Par Franc Muller – Avocat droit du travail, Paris

 

L’employeur peut-il valablement déduire de la rémunération variable d’un salarié le montant des charges sociales relatives au salaire qu’il lui verse ?

Il arrive que le contrat de travail d’un salarié stipule que sa rémunération variable sera constituée d’un certain pourcentage de la marge nette dégagée par l’employeur.

La marge nette est déterminée après déduction par l’employeur de différentes charges qu’il supporte.

L’article L 241-8 du Code de la sécurité sociale prévoit que « la contribution de l’employeur reste exclusivement à sa charge, toute convention contraire étant nulle de plein droit ».

Ces dispositions sont-elles donc de nature à interdire une clause du contrat de travail fixant la rémunération variable du salarié déduction faite des cotisations sociales payées par l’employeur ?

La règle applicable

Interprétant ce texte, la Chambre sociale de la Cour de cassation avait dégagé le principe suivant : « la clause contractuelle, selon laquelle les commissions revenant au salarié étaient diminuées du montant des cotisations sociales patronales, est nulle » (Cass. Soc. 17 oct. 2000 n° 98-45669).

Il s’agissait en l’espèce d’un salarié dont le contrat de travail prévoyait que sa rémunération serait déterminée par le solde d’un compte comprenant, en crédit, plusieurs postes au titre de son apport à l’activité de l’entreprise et, en débit, les dépenses en résultant, parmi lesquelles figurait la totalité des charges versées par l’employeur sur sa rémunération.

Ce mode de calcul avait donc été jugé illicite.paiement bonus

La Haute juridiction appliquait il y a peu encore le même raisonnement à une salariée dont le contrat de travail prévoyait une rémunération variable représentant 2 % du résultat avant impôt de l’exercice de la société.

Elle avait jugé, sur le fondement de l’article L 241-8 du Code de la sécurité sociale, que la base de calcul de la rémunération variable de la salariée méconnaissait l’exigence selon laquelle les cotisations sociales dues par l’employeur restent exclusivement à sa charge.

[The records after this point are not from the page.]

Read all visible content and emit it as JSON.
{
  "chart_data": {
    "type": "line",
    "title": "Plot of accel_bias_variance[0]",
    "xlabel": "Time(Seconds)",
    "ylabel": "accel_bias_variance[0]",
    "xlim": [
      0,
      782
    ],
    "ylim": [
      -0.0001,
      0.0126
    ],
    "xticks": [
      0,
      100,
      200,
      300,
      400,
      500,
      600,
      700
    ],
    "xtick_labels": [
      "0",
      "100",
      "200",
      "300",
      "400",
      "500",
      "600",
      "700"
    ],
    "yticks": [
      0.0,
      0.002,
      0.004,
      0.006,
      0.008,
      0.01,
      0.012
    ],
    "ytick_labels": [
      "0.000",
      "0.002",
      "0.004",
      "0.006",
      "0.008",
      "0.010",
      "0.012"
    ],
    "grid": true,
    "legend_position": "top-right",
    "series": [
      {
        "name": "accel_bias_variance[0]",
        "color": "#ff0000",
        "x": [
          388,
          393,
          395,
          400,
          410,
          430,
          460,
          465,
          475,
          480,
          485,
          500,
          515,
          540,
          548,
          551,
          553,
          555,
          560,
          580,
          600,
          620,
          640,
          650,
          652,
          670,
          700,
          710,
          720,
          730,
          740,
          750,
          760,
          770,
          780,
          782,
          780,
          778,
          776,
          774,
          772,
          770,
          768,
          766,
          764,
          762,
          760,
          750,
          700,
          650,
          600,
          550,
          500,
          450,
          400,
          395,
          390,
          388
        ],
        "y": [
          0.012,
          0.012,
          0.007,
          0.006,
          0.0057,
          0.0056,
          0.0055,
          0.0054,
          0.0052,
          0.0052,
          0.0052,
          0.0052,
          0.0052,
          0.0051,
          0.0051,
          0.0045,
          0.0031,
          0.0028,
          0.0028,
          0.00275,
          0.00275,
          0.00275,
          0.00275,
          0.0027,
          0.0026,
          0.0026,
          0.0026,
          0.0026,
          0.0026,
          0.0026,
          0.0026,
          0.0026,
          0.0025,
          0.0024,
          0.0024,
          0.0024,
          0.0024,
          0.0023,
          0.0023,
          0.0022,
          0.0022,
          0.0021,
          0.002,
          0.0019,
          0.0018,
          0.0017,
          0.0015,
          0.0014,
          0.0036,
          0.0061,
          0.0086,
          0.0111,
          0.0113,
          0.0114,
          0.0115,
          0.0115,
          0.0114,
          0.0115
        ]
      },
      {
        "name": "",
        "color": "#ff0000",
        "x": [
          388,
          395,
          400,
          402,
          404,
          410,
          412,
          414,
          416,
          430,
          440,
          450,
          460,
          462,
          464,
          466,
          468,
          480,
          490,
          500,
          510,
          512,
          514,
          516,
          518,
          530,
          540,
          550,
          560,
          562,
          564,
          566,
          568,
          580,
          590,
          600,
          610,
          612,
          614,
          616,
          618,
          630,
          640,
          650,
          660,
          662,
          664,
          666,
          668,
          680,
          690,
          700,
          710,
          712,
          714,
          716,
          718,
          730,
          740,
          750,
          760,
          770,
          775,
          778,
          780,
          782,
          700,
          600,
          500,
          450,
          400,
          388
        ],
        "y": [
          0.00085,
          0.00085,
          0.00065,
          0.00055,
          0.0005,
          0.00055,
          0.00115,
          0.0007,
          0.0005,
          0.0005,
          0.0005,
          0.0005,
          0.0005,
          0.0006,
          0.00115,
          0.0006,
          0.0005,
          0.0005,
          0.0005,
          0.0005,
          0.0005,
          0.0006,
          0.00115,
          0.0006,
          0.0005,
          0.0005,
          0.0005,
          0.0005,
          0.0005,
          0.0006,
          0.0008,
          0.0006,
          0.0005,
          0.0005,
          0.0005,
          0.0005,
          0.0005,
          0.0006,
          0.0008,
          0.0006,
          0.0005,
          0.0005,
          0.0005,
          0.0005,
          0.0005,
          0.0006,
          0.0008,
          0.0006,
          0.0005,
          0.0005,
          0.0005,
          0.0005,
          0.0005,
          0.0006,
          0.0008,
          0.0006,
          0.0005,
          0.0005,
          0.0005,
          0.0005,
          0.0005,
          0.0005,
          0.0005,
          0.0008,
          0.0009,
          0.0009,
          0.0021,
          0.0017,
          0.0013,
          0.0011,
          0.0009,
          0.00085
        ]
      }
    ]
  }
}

De sorte que l’employeur devait réintégrer le montant des cotisations patronales de sécurité sociale dans l’assiette de calcul de la rémunération variable (Cass. Soc. 5 juill. 2017 n° 16-13042).

La Cour de cassation vient toutefois de revenir en partie sur cette jurisprudence

L’affaire qui lui était soumise concernait un salarié dont le contrat de travail mentionnait, qu’outre un salaire brut mensuel forfaitaire, il bénéficierait d’une commission de 20 % de la marge nette réalisée sur son secteur.

La marge nette étant obtenue par la déduction de la marge brute des frais de voiture, téléphone, restaurant, péage, exposés par le salarié, ainsi que d’un forfait au titre des charges sociales.

A priori, une telle rédaction n’avait pas les faveurs des Hauts magistrats.

Pourtant, ils valident la clause litigieuse.

Dans la notice explicative qui accompagne leur décision, ils précisent l’évolution de leur position.

La Chambre sociale de la Cour de cassation considère en effet que la prohibition de l’article L 241-8 du code de la sécurité sociale ne porte que sur les modalités de paiement de la rémunération et pas sur sa détermination.

Elle expose ainsi que les parties peuvent, pour des raisons qui leur appartiennent, parfaitement exclure les cotisations sociales patronales de l’assiette de calcul, sans que cela remette en cause le paiement par l’employeur des cotisations patronales dues sur le montant de la rémunération revenant effectivement au salarié.

Nullité de plein droit des clauses du contrat de travail déduisant les cotisations sociales dues par l’employeur

En conséquence, ils rappellent dans cet arrêt que, sont nulles de plein droit les dispositions d’un contrat de travail en vertu desquelles la rémunération variable d’un salarié est déterminée déduction faite des cotisations sociales à la charge de l’employeur.

Avant d’ajouter, « toutefois, s’agissant de la détermination de l’assiette de la rémunération variable, de telles dispositions contractuelles n’ont pas pour effet de faire peser sur le salarié la charge des cotisations patronales. Il en résulte qu’il y a lieu de juger désormais que la détermination de l’assiette de la rémunération variable ne relève pas de la prohibition de l’article L 241-8 du code de la sécurité sociale qui ne concerne que le paiement des cotisations sociales » (Cass. Soc. 27 janv. 2021 n° 17-31046).

Rappelons, en conclusion, que les conditions de validité de la rémunération variable restent en tout état de cause subordonnées à l’existence d’éléments objectifs indépendants de la volonté de l’employeur, et à ce que la clause ne fasse pas porter le risque d’entreprise sur le salarié (Cass. Soc. 2 juill. 2002 n° 00-13111).